If the hypesthesia is caused by an overdose of local anesthetic, it could be temporary and resolve on its own within a few hours or days. However, if the hypesthesia is caused by a more serious act, such as severing the nerve during a surgical procedure, it may require surgery and may not ever fully resolve.
It is important to keep in mind that every case of hypesthesia is unique, and the outcome can vary a lot depending on the individual. Nerve damage is still a bit of a mystery in the medical world, and it’s not as well understood as a majority of other medical conditions.
Hypesthesia after dental nerve damage is typically diagnosed through a combination of methods, which will usually involve a physical examination and diagnostic tests. The following steps are often used to diagnose hypesthesia after dental nerve damage:
Your dentist or healthcare provider will perform a physical examination of your mouth, face, and neck to assess the location and severity of your symptoms.
Your dentist or healthcare provider will ask about your medical history, including any previous dental procedures, and any other medical conditions you may have.

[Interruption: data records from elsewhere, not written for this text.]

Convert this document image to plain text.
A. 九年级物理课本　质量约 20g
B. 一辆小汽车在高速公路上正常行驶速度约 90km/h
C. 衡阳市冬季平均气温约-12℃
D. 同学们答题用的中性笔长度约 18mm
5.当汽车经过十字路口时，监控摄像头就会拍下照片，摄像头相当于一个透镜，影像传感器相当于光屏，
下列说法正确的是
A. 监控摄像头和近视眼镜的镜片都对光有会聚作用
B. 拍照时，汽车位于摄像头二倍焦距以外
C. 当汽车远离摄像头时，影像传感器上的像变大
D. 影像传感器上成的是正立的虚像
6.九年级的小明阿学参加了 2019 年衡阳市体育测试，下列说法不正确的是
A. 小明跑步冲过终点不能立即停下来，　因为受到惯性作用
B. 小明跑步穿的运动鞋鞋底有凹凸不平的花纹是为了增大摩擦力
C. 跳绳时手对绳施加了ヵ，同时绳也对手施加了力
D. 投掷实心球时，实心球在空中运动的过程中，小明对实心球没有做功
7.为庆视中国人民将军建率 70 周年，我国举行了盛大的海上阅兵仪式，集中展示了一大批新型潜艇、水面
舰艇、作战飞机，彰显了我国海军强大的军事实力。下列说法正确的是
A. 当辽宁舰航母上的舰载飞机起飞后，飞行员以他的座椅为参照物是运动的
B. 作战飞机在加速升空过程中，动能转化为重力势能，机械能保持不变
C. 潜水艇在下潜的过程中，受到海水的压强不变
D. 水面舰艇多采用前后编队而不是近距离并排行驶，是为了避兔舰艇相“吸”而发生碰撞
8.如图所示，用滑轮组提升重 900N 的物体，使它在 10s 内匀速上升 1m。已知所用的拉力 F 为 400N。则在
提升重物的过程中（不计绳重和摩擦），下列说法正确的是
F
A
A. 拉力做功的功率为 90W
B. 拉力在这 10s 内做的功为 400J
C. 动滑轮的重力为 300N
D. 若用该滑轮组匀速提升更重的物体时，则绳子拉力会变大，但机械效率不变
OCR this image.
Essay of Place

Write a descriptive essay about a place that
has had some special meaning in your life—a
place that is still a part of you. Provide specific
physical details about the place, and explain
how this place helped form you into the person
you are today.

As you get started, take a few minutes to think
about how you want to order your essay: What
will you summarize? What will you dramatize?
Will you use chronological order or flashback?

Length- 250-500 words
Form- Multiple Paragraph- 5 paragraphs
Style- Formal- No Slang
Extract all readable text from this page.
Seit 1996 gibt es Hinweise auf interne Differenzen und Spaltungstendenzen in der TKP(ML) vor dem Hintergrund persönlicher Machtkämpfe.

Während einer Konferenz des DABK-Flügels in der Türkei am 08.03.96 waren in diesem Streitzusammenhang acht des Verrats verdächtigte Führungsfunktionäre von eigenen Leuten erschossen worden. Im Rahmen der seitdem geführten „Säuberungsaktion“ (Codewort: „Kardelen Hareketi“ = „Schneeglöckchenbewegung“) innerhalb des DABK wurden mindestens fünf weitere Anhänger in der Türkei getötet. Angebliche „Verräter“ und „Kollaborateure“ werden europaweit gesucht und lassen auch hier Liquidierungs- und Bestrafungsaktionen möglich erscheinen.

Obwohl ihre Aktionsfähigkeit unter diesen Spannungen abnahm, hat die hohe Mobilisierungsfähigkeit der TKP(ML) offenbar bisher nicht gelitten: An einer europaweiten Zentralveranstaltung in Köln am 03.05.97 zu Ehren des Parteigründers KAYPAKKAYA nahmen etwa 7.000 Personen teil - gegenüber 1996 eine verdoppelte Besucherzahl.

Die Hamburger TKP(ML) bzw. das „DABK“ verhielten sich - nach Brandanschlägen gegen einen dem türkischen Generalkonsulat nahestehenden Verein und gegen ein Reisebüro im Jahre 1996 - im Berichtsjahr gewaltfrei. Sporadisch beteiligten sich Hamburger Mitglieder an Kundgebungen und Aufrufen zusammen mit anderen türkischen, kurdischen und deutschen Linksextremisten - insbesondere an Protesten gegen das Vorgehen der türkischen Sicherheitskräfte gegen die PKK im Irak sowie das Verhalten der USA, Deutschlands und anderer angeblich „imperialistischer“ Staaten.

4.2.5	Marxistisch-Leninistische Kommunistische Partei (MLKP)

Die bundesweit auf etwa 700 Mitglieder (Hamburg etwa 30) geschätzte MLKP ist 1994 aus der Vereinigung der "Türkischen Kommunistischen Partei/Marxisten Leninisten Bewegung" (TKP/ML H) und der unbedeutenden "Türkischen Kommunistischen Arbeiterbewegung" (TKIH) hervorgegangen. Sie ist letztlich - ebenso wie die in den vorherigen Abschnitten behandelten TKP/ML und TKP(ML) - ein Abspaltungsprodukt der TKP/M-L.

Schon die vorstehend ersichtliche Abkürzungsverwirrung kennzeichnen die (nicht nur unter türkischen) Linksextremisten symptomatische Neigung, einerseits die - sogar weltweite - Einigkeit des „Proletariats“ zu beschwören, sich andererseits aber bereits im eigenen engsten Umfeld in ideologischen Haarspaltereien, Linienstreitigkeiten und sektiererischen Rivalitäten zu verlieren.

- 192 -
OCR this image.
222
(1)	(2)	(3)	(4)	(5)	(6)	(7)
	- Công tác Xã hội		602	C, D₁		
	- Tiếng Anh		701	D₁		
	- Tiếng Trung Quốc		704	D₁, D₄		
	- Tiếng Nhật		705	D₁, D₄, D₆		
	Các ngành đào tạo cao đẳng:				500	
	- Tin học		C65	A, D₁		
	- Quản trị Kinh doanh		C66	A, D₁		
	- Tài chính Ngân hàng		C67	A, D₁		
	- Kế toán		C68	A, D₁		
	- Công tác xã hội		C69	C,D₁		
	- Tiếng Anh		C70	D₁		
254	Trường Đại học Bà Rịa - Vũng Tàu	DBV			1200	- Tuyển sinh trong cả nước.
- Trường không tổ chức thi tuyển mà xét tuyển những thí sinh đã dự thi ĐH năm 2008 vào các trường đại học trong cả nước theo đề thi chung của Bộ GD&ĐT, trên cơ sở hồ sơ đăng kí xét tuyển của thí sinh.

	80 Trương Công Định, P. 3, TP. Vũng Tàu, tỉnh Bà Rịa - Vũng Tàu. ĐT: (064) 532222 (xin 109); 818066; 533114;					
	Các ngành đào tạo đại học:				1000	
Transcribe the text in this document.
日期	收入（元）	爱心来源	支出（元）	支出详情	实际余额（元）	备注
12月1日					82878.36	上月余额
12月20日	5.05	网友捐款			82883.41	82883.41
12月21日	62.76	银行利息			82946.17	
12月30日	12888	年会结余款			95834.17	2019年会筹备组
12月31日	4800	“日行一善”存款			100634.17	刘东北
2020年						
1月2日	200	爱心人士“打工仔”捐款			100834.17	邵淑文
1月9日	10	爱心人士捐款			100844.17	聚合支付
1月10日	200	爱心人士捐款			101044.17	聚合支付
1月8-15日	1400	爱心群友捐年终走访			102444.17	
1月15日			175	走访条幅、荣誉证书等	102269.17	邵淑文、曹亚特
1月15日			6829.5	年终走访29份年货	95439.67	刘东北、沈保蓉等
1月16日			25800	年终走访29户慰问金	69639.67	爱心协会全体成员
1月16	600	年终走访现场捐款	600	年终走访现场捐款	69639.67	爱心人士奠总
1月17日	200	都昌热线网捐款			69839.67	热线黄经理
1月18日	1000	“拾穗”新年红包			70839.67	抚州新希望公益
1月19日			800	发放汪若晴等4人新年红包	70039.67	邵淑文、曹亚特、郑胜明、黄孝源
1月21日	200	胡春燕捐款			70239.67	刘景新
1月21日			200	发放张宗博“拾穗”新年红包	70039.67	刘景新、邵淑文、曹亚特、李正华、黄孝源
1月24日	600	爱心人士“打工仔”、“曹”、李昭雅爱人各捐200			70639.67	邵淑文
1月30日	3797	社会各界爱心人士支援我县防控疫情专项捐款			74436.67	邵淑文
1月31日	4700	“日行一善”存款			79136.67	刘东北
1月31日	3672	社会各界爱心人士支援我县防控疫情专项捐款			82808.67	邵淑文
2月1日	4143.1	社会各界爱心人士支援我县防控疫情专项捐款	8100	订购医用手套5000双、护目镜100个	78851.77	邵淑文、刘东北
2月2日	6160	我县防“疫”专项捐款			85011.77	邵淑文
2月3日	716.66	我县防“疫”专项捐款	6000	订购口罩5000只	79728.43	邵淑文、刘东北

Your dentist or healthcare provider may perform a series of tests to assess the sensation in the affected area, including light touch, temperature, and pressure sensitivity tests.
Depending on your individual case, your dentist or healthcare provider may order one or more imaging tests, such as X-rays or MRI scans, to rule out other causes of hypesthesia and determine the location of any nerve damage.
Once the cause of your hypesthesia has been determined, your dentist or healthcare provider will work with you to develop a personalized treatment plan to manage your symptoms. It is important to keep in mind that hypesthesia can have multiple causes, and it may take some time to determine the underlying cause of your symptoms.